The cons, there are a few:
The Blonde-Osmin scene of comic marital strife in the kitchen amid cakelets and girly knitwear is a cop-out. Even though well sung and acted (Mari Eriksmoen’s Blonde and Tobias Kehrer’s Osmin, separately and together, have a whole lot of zest), it rings untrue. The idea was to show a captured woman who manages to avoid rape by wit and stubborn independence. It doesn’t work like that. You may tell me that that’s exactly what the Bretzner-Stephanie libretto commands, but is it ever specified in the libretto whether Blonde is Osmin’s slave in every possible way, or just in some? Or maybe the libretto does depict two Ottoman protagonists who, despite any other possible flaws, would never force themselves on a woman, even if they’ve kindnapped her off a foreign ship? Mouawad has, I think, solved this knot of issues better with Blonde’s pregnancy, but both directors create a likeable Osmin. Would it be more historically accurate to depict him as a brute, is averting the gaze a cop-out?
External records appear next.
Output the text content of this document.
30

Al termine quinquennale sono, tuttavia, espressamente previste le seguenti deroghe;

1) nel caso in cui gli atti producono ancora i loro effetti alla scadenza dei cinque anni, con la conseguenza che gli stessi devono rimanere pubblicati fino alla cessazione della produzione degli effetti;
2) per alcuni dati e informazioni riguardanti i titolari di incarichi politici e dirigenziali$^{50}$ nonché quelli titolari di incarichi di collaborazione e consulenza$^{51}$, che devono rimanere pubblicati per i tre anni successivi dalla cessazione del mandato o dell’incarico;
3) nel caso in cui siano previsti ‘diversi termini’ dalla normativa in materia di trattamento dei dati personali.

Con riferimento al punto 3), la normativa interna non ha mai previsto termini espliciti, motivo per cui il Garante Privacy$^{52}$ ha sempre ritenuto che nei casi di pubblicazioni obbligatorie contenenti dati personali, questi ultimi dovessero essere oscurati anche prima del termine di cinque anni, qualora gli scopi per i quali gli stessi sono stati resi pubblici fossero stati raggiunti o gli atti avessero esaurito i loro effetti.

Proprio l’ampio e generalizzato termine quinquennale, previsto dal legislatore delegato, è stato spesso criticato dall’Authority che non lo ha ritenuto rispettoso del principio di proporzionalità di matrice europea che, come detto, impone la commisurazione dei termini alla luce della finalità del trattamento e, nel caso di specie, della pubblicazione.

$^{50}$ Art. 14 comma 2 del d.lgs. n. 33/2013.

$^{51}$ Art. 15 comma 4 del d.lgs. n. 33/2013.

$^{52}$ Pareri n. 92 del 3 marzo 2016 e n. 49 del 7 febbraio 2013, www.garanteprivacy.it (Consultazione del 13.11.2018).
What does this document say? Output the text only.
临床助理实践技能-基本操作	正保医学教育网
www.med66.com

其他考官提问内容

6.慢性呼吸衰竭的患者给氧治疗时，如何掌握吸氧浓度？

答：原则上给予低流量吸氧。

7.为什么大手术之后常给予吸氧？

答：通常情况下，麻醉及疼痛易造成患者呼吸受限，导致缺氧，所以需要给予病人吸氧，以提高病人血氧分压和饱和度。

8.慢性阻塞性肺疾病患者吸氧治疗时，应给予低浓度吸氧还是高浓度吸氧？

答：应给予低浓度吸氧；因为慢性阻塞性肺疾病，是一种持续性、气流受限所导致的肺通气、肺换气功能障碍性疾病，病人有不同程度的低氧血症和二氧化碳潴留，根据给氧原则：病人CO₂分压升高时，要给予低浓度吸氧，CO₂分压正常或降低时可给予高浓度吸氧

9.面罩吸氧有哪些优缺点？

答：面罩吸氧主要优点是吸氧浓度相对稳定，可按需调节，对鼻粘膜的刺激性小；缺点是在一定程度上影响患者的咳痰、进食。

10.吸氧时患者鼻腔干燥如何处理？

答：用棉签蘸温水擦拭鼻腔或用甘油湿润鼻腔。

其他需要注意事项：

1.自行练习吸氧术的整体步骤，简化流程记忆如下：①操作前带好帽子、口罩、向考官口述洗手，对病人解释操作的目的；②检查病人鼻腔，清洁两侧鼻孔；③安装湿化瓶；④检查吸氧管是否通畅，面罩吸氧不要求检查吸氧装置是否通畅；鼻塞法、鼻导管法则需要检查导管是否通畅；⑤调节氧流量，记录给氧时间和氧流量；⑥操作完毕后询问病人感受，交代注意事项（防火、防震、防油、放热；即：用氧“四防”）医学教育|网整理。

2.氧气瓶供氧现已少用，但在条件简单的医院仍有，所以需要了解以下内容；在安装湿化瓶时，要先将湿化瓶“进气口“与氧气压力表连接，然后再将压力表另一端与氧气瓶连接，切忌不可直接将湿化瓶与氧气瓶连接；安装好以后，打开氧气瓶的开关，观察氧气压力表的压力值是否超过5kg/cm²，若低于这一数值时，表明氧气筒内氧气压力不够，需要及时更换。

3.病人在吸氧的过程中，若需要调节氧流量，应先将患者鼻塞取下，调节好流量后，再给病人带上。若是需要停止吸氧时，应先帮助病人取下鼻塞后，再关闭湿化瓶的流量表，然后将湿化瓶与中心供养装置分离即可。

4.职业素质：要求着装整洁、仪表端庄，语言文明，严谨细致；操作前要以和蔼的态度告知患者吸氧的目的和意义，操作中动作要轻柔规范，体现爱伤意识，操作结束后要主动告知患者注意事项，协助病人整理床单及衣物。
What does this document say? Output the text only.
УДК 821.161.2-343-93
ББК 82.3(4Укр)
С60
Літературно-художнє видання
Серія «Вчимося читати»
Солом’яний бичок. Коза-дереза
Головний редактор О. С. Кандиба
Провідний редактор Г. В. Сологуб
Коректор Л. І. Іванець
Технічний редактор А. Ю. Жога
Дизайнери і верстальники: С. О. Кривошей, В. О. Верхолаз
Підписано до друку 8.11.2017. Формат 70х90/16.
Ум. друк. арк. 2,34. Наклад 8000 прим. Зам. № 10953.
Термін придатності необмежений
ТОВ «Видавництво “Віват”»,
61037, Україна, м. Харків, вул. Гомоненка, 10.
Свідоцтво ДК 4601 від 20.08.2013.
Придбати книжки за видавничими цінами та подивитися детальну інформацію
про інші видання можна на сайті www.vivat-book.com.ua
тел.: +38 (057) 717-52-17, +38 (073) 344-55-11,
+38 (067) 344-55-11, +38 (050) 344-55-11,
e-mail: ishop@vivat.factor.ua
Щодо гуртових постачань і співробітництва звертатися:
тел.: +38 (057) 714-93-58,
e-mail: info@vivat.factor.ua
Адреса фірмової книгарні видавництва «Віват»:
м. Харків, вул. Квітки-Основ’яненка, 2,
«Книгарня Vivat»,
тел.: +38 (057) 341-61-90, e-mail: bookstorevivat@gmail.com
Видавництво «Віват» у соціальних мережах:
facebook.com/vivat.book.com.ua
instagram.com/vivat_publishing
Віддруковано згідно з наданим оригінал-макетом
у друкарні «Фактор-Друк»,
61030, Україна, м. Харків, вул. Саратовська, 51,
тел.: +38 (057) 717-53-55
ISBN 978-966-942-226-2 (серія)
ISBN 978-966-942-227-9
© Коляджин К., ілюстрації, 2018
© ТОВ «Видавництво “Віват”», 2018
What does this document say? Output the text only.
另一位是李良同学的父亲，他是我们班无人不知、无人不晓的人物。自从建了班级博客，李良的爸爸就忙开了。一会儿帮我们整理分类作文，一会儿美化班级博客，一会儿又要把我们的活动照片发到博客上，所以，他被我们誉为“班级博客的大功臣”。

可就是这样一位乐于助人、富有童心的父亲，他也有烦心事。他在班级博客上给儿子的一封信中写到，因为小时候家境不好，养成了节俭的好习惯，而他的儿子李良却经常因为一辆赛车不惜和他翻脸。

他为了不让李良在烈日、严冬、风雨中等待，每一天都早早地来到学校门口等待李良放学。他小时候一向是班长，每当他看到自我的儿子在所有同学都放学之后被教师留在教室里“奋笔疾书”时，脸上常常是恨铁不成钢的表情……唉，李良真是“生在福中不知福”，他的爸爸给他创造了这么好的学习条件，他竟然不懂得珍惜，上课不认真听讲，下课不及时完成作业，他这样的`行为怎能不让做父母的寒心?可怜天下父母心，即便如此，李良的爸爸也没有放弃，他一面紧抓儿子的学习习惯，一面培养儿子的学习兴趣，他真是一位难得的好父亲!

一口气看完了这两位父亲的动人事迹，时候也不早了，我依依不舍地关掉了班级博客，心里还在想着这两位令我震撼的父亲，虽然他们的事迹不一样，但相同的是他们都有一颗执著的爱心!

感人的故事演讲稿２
Pedrillo (Brenden Gunnell)’s life in the harem is highly estheticized, and much is made of the fact that the Pasha tolerates him because of his gardening skill. I get it, Singspiel is supposed to be comic at times, but the comic escape scene with the long ladder, windows opening and closing, Pedrillo’s tantrums in shouted whispers is just tiresome. (Mouawad opted for a non-comic escape, wisely.)
Belmonte (prettily sung by Edvaras Montvidas) in both productions and maybe every possible production is a windbag who stops the proceedings to sing a self-important aria. Sally Matthews’ Konstanze was a composite of lush frocks and stylized movements to the degree that comes dangerously close to Opera Atelier’s.
The Entführung production though still very much worth seeing on DVD/BluRay issued by Glyndebourne and making up your own mind about.